И вот, кстати, о прочих стариках. Уж не те ли это старики, которых Остап Луцик приглашал к себе в гости и которые засиделись у него допоздна вместе с новоявленными двоюродными братьями и их сыновьями? По всему выходит, что именно они и есть. Других-то откуда бы Остап взял? Чтобы найти других, на это понадобилось бы время, а его-то, времени, как раз и было в обрез. Потому что все происходило почти мгновенно. Вот тебе – гости к Остапу, вот тебе – бандеровская делегация в горком Коммунистической партии.
А отсюда напрашивалось множество самых разных вопросов. И главный был таким: уж не эти ли чертовы гости и написали то самое письмо и не они ли организовали делегацию в горком? Но если это они, то кто они на самом деле такие и для чего это им понадобилось? И еще – почему они действуют открыто, никого и ничего не боясь?

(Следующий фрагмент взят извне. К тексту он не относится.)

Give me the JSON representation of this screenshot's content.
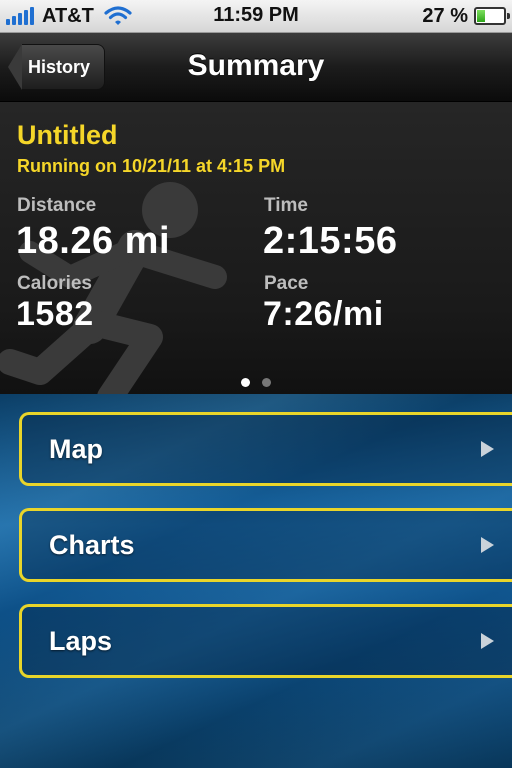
{
  "status_bar": {
    "carrier": "AT&T",
    "time": "11:59 PM",
    "battery_percent": "27 %",
    "battery_level": 0.27,
    "icons": [
      "signal-bars-icon",
      "wifi-icon",
      "battery-icon"
    ]
  },
  "nav": {
    "back_label": "History",
    "title": "Summary"
  },
  "summary": {
    "workout_title": "Untitled",
    "subtitle": "Running on 10/21/11 at 4:15 PM",
    "stats": {
      "distance_label": "Distance",
      "distance_value": "18.26 mi",
      "time_label": "Time",
      "time_value": "2:15:56",
      "calories_label": "Calories",
      "calories_value": "1582",
      "pace_label": "Pace",
      "pace_value": "7:26/mi"
    },
    "page_indicator": {
      "pages": 2,
      "current": 1
    }
  },
  "menu": {
    "items": [
      {
        "label": "Map"
      },
      {
        "label": "Charts"
      },
      {
        "label": "Laps"
      }
    ]
  },
  "colors": {
    "accent_yellow": "#f5d629",
    "menu_border": "#e9d52a",
    "menu_background": "#1663a0",
    "panel_background": "#1f1f1f"
  }
}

Впрочем, на последний вопрос у Голубева имелся вполне аргументированный ответ. А чего им опасаться, тем гостям? Какой такой закон они нарушили – даже если они и в самом деле причастны и к письму, и к делегации? Никакого закона они не нарушили, в том-то и дело. И потом, они могут сказать, что все это – совпадение и сами они ни к чему такому не причастны. А потом развернутся и спокойно уедут. И задержать их нет никакой возможности, потому что нет на это никаких оснований. Небось и документы у них в порядке, и ко всему прочему не подкопаешься.

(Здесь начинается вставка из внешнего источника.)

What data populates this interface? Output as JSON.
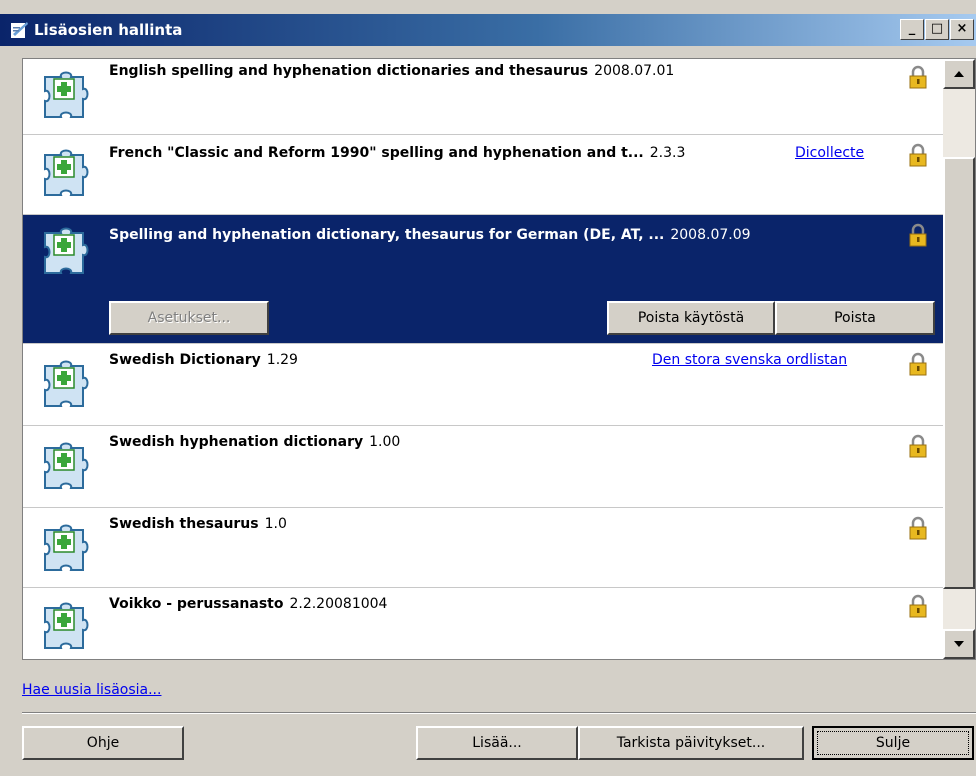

Но ведь и отпускать их просто так тоже было бы неправильно. Потому что непростые это были гости! Голубев это ощущал каким-то особенным, присущим, пожалуй, лишь матерым сыщикам чувством. Но ведь чувства – это материя тонкая, ее к делу не пришьешь. Значит, нужно собирать доказательства. Причем – срочно, пока гости не уехали. И эти доказательства должны дать ответ на все вопросы: кто на самом деле эти окаянные гости, они ли написали письмо и организовали делегацию и для чего им все это понадобилось…
Голубев вызвал к себе своего заместителя.
– Вот что, Юрий Андреевич, – сказал Голубев. – Тут, понимаешь ли, такое дело… Нехорошее дело, одним словом.
И коротко и емко ввел заместителя в курс дела, а в довершение дал ему почитать письмо.
– Ничего себе! – присвистнул заместитель. – Уж чего-чего, а такого я предвидеть не мог! Даже вообразить. Это в наше-то время! Подумать только! Ну и ну!